Açıklama: Buradaki “dönmek”ten maksat, ric’î bir talakla karısını boşadıktan sonra süresi içinde eşine tekrar dönüp eski nikâhı ile ve kalan iki talakla evliliğini devam ettirmektir. Bu rivayet, talakı da ric’ati de şahitlendirmek gerektiğini ifade etmektedir. Ancak bu rivayet mevkûftur, yani İmrân b. Husayn’ın kendi sözüdür. Ama bir sahabînin; “Sen sünnete aykırı davranmışsın” diyerek yaptığı açıklama, usûlcüler tarafından hükmen merfû kabul edilir. Bununla birlikte bu konu, fukaha arasında ihtilaflıdır. İmâm Şâfiî ile Ahmed b. Hanbel’den gelen bir rivâyete göre, talakı ve ric’ati şahitlendirmek farzdır.
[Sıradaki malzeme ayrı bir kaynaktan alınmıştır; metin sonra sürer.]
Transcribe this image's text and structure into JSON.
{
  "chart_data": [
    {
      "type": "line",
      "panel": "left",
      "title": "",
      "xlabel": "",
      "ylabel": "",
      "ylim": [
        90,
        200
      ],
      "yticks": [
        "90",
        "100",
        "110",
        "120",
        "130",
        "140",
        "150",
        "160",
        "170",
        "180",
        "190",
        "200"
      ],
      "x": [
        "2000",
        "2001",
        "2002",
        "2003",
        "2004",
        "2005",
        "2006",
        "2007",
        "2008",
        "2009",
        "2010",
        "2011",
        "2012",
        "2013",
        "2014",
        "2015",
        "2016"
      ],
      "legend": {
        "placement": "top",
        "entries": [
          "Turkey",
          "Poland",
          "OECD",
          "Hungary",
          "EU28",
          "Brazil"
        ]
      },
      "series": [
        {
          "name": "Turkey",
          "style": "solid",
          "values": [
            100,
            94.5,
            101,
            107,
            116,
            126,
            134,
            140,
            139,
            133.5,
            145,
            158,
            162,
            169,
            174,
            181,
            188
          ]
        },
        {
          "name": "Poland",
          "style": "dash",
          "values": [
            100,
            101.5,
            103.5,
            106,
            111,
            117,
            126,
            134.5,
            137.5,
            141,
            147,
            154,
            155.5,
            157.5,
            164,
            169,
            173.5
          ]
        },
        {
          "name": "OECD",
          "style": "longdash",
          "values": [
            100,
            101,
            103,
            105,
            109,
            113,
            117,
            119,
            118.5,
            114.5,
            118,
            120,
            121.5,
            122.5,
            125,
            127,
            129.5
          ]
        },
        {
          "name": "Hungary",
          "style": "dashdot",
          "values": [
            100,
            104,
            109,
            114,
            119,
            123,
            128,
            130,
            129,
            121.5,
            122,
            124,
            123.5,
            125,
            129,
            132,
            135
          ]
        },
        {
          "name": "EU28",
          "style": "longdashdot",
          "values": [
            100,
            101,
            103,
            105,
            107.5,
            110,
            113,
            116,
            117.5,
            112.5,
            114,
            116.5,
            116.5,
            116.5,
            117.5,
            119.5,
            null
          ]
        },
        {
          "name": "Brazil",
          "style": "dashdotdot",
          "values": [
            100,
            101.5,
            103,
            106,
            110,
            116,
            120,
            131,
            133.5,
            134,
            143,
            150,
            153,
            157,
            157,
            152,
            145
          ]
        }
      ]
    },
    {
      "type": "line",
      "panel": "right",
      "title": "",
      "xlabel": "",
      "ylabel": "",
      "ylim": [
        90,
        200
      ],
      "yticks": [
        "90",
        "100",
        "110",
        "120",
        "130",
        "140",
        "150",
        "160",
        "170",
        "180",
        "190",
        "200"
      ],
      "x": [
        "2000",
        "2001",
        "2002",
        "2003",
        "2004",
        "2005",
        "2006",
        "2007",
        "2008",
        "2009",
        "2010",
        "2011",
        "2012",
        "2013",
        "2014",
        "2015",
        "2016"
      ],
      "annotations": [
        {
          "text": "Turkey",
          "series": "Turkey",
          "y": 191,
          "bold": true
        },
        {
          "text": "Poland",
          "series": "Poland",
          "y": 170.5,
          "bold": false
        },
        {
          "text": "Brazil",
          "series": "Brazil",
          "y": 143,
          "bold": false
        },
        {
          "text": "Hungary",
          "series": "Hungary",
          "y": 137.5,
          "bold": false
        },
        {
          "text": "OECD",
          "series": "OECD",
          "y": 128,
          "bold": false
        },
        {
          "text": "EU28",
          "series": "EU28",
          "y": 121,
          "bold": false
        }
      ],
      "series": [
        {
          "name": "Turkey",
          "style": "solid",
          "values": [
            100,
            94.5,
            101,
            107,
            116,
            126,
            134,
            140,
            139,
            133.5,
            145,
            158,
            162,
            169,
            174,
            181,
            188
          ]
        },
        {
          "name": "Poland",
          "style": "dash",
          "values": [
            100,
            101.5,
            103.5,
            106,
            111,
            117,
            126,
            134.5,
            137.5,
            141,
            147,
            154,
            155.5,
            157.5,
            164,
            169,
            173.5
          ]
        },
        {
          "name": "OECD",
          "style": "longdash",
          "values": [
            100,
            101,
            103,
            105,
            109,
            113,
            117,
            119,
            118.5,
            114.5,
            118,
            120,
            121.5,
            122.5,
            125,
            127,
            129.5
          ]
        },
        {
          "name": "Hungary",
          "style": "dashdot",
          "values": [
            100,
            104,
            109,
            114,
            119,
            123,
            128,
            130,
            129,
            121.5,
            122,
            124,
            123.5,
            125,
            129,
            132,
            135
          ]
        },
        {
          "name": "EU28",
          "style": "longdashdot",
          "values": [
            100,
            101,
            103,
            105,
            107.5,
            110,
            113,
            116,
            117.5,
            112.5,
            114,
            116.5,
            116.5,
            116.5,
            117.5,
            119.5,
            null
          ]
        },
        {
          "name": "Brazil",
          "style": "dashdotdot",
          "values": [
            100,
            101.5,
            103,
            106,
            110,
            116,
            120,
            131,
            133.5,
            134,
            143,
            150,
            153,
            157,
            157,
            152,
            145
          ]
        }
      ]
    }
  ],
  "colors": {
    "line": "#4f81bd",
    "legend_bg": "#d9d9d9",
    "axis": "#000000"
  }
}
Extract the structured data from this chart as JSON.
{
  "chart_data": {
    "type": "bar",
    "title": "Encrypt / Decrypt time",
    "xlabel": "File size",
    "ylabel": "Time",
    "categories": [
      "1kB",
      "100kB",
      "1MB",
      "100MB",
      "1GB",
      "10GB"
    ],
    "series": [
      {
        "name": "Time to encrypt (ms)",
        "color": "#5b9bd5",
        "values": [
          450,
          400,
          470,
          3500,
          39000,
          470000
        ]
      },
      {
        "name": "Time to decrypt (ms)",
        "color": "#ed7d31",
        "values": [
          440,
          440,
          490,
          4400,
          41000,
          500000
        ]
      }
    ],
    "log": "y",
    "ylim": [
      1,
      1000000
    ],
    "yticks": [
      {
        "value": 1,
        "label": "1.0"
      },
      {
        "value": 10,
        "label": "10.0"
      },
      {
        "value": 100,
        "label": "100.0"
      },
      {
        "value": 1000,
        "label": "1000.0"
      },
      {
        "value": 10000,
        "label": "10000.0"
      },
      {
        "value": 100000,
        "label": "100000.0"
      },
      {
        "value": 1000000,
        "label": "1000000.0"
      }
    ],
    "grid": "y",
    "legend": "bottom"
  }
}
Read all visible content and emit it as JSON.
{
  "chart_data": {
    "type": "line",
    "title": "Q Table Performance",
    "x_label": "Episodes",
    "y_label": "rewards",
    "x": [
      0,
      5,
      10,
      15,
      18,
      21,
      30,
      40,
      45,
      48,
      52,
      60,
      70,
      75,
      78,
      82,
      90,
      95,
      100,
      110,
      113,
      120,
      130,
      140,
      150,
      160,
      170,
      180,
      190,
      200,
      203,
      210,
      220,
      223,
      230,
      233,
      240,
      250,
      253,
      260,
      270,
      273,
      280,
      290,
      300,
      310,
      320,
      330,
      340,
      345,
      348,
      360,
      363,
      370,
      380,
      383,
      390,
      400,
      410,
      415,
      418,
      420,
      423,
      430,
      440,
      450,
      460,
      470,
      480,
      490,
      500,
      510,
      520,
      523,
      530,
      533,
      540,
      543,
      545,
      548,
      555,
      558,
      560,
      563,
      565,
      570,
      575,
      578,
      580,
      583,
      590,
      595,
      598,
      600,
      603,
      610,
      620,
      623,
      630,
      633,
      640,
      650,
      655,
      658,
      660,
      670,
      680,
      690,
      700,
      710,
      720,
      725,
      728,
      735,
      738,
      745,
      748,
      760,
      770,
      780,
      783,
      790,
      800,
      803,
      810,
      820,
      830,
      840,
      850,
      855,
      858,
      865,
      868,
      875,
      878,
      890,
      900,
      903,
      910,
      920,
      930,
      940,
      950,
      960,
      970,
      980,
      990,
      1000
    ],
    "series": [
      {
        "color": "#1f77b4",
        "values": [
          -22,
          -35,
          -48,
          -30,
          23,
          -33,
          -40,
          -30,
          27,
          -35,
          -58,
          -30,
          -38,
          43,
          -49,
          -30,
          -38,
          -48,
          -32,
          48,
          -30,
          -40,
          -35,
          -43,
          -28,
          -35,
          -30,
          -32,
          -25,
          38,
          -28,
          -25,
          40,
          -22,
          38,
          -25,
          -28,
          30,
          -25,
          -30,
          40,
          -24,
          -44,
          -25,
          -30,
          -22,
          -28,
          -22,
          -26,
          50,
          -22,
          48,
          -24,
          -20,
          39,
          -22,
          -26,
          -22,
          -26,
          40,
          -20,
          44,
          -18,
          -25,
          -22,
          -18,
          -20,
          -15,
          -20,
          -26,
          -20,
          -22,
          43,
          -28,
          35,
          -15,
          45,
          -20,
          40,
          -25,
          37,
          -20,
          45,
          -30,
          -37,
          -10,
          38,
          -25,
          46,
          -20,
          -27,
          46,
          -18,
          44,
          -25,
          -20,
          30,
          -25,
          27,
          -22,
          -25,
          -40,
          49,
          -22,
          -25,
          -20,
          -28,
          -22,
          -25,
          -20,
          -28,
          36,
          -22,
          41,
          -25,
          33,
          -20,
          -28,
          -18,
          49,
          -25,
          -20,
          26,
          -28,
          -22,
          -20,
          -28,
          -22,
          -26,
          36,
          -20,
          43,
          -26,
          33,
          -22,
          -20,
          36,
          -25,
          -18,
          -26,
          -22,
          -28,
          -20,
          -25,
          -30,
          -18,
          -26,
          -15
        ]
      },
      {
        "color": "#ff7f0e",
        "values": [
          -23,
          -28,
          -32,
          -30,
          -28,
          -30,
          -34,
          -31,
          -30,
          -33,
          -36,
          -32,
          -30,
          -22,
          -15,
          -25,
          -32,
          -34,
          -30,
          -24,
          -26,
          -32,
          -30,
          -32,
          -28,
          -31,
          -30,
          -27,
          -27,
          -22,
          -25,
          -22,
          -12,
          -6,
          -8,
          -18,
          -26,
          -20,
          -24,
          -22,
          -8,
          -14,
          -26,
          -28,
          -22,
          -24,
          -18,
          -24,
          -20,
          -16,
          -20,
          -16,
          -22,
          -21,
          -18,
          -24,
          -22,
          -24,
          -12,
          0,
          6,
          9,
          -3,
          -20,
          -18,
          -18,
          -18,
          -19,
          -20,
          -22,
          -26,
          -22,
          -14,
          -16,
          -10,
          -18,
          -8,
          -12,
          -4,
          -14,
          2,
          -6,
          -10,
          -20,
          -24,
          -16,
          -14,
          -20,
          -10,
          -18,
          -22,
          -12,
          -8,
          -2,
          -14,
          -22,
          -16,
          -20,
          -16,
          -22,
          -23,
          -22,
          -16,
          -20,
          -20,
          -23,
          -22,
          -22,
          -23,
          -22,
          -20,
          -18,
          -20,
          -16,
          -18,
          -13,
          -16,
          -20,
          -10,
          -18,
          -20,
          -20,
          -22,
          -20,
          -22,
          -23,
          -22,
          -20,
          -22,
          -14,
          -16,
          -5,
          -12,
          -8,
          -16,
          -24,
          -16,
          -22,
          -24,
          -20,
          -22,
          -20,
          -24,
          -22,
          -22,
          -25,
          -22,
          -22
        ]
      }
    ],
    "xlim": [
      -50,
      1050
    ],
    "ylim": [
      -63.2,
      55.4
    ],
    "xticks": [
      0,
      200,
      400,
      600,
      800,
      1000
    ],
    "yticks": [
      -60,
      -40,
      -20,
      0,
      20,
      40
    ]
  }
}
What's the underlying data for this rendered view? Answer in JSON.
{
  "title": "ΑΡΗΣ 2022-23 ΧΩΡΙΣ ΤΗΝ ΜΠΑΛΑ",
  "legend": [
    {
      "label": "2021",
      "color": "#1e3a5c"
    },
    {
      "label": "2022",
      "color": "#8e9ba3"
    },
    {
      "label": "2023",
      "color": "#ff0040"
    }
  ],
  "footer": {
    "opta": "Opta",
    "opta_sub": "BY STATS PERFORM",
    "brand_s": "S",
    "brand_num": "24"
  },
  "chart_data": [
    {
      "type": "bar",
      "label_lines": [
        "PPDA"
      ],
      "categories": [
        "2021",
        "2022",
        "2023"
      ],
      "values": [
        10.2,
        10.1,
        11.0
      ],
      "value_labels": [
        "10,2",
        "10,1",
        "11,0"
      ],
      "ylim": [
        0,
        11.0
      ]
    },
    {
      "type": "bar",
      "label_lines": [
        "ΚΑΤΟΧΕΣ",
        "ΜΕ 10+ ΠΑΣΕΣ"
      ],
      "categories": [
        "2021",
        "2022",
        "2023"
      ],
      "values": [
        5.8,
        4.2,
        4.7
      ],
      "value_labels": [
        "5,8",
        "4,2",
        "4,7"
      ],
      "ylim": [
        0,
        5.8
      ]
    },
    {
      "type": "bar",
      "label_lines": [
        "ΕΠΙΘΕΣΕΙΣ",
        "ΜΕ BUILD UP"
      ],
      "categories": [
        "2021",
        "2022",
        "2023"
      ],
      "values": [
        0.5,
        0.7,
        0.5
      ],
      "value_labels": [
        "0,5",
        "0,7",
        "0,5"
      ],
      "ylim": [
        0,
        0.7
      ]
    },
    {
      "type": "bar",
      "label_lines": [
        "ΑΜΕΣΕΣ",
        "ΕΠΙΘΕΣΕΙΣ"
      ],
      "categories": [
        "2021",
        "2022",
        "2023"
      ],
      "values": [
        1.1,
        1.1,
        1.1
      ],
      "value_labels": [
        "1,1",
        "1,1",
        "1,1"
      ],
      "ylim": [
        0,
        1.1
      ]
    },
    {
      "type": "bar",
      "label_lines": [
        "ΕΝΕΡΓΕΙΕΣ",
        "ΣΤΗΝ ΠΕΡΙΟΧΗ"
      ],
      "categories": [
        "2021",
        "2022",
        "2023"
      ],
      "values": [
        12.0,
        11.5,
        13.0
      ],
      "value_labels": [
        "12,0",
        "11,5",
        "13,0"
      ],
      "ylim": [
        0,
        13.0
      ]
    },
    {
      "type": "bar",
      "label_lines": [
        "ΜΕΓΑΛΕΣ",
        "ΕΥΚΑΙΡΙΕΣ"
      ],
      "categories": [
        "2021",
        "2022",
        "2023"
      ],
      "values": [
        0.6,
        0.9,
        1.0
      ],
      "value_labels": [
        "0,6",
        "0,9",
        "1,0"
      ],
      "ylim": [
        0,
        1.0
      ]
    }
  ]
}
Delilleri de talak âyetinde geçen; “İçinizden adâlet sahibi iki kişiyi şâhit tutun!” (Talak, 2) mealindeki ayet ile bu hadistir. Buna mukabil İmam Mâlik, Hanefîler ve Ahmed b. Hanbel’den gelen başka bir rivayete göre de şahitlendirmek sadece müstahaptır. Âyet ve hadisteki ifadeler, vücûba değil, nedbe delâlet etmektedir.

    Öneri Formu
13108 D002186 Ebu Davud, Talak, 5

Bize Müsedded, ona Ebu Muaviye, ona el-A'meş, ona İbrahim, ona el-Esved, ona da Hz. Aişe (r.anha) demiştir ki: Rasulullah'a (sav), bir adamın üç talakla boşadığı karısı başka bir kocayla evlenir de kadının yeni kocası onunla gerdeğe girip cinsî münâsebette bulunmadan onu boşarsa bu kadının ilk kocasıyla evlenmesi helâl olur mu? diye soruldu, Hz. Peygamber (sav), "kadın ikinci kocasının balcığından ve o da kadının balcığından tatmadıkça ilk kocaya helâl olmaz" buyurdu.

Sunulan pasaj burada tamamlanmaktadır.